Baird is a representative from Washington state and Ellison, the first Muslim elected to the US Congress, is from Minnesota.

 

 
Senator John Kerry visits Gaza Representative Keith Ellison (left) talking to a Palestinian youngman, Rep. Brian Baird in middle  

US Senator John Kerry visits Gaza

AFP, February 19, 2009

 

The visit "does not indicate any shift whatsoever with respect to Hamas," said Kerry, who heads the Senate's powerful foreign relations committee.

His first stop in the impoverished Palestinian enclave was the American school that was left in ruins by the deadly 22-day Israeli offensive that ended on January 18.

Talking to a Palestinian lawyer amid the dust and rubble, Kerry came to the defence of Israel for responding to almost daily rocket attacks by Hamas and other Palestinian militant groups.

"Your political leadership needs to understand that any nation that has rockets coming into it over many years, threatening its citizens, is going to respond," Kerry told Shar Habeel al-Zaim.

Kerry, who crossed from Israel into the Palestinian enclave aboard a UN vehicle, briefly toured Izzbet Abed Rabbo, a northern Gaza community ravaged by the Israeli offensive.

His visit coincided with a similar trip by Democratic US representatives Brian Baird and Keith Ellison.

He was expected to hold talks with UN officials involved in efforts to help Gaza recover from the military offensive that came on the heels of 18 months of a crippling blockade.

Travelling to Gaza indicates "our effort to listen and to learn," the 2004 presidential candidate said earlier in Sderot, an Israeli city just outside Gaza that has been the main target of Palestinian rocket attacks in recent years.

The congressmen were not scheduled to meet any Hamas officials during their visits, the first such trips since the Islamists seized control of Gaza Strip in June 2007.

The United States, in common with the European Union, blacklists Hamas as a terror group.

"There is nothing in a visit that changes anything" said Kerry, who was scheduled to travel on to Syria on Saturday as part of his tour of the region.

"What has to change is behaviour.

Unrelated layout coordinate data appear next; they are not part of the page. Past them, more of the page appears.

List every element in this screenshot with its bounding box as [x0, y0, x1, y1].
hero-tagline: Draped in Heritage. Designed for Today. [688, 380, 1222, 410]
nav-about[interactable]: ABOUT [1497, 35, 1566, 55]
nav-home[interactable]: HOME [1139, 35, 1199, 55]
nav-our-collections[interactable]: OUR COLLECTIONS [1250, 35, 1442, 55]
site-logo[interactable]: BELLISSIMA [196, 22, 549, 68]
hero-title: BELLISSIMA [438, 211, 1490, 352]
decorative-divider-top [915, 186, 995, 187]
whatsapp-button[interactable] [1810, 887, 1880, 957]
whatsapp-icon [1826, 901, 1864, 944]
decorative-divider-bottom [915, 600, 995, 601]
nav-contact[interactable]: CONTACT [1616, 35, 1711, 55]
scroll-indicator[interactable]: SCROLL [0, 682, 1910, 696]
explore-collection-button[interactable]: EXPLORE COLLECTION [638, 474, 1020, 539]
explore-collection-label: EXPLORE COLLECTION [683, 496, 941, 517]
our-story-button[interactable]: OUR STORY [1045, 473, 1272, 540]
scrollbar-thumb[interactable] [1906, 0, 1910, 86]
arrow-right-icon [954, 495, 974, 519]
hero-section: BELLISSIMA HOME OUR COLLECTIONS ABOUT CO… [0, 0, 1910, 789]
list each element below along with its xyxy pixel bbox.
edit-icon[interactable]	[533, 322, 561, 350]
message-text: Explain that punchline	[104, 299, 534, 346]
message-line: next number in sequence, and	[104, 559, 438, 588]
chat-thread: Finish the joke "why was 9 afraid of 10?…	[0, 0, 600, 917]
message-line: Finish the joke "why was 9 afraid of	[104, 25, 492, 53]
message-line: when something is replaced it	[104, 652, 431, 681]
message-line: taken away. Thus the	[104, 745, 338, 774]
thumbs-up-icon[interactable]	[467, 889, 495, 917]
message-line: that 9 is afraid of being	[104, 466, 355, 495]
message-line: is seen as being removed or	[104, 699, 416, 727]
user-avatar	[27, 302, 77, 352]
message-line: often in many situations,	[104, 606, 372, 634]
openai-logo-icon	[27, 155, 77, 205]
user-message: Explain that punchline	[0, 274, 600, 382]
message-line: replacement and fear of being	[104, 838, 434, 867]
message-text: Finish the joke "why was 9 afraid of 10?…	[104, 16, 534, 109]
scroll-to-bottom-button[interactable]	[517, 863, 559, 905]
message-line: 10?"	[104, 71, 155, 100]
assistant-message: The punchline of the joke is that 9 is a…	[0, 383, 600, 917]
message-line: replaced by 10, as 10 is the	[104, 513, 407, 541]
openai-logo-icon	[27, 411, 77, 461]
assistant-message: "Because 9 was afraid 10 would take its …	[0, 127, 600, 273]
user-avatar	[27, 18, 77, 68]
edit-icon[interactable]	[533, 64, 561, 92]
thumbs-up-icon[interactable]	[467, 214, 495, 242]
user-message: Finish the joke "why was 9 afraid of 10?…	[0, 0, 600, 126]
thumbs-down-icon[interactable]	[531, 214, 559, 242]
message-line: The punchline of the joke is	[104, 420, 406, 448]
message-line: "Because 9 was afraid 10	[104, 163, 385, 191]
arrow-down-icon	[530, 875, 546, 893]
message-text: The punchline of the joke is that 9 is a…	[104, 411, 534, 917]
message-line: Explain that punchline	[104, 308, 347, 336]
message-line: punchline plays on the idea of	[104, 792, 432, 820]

What has to change obviously is Hamas's consistent resort to instruments of terror," he said in Sderot, where he and Israeli Foreign Minister Tzipi Livni inspected rockets fired by Gaza militants that are exhibited in the town's police station.

"We feel very deeply that no one should have to live under this threat," he said.

"The politics of the Obama administration and this Democratic Congress remain the same with respect to Hamas," said Kerry.

The congressmen's visits came against the backdrop of continued violence in and around the besieged territory despite Egypt's efforts to broker a lasting ceasefire following the Israeli military offensive that killed more than 1,300 Palestinians.

Palestinian militants fired rockets and mortars at southern Israel on Thursday, the Israeli army said just hours after troops were reportedly involved in a firefight when they briefly entered Gaza.

Two rockets and two mortar rounds were fired from the Gaza Strip causing no casualties or damage, a military spokesman said.

The Israeli military responded with an air raid on smuggling tunnels on Gaza's border with Egypt. Witnesses said there were no casualties.

In another development, a Palestinian who approached the border fence was lightly wounded by Israeli gunshots, witnesses said.

The armoured vehicles entered the Gaza capital after anti-tank rockets were fired at them, witnesses said.

Cairo's efforts to broker a lasting truce hit a snag on Wednesday when Israel's security cabinet voted to make a truce conditional on the release of Gilad Shalit, an Israeli soldier seized by Gaza militants in a deadly cross-border raid in June 2006.

Hamas insists that Shalit's release be negotiated separately as part of a prisoner exchange involving hundreds of Palestinians currently held in Israeli jails.

Hamas has said any truce must include the opening of Gaza's border crossings, which Israel has closed to all but humanitarian aid since the Islamist movement seized control of the territory.

Egypt has been acting as a go-between in efforts to consolidate the separate ceasefires that ended Israel's 22-day Gaza offensive on January 18.

The ceasefires have been rattled by Palestinian rocket fire and Israeli military raids.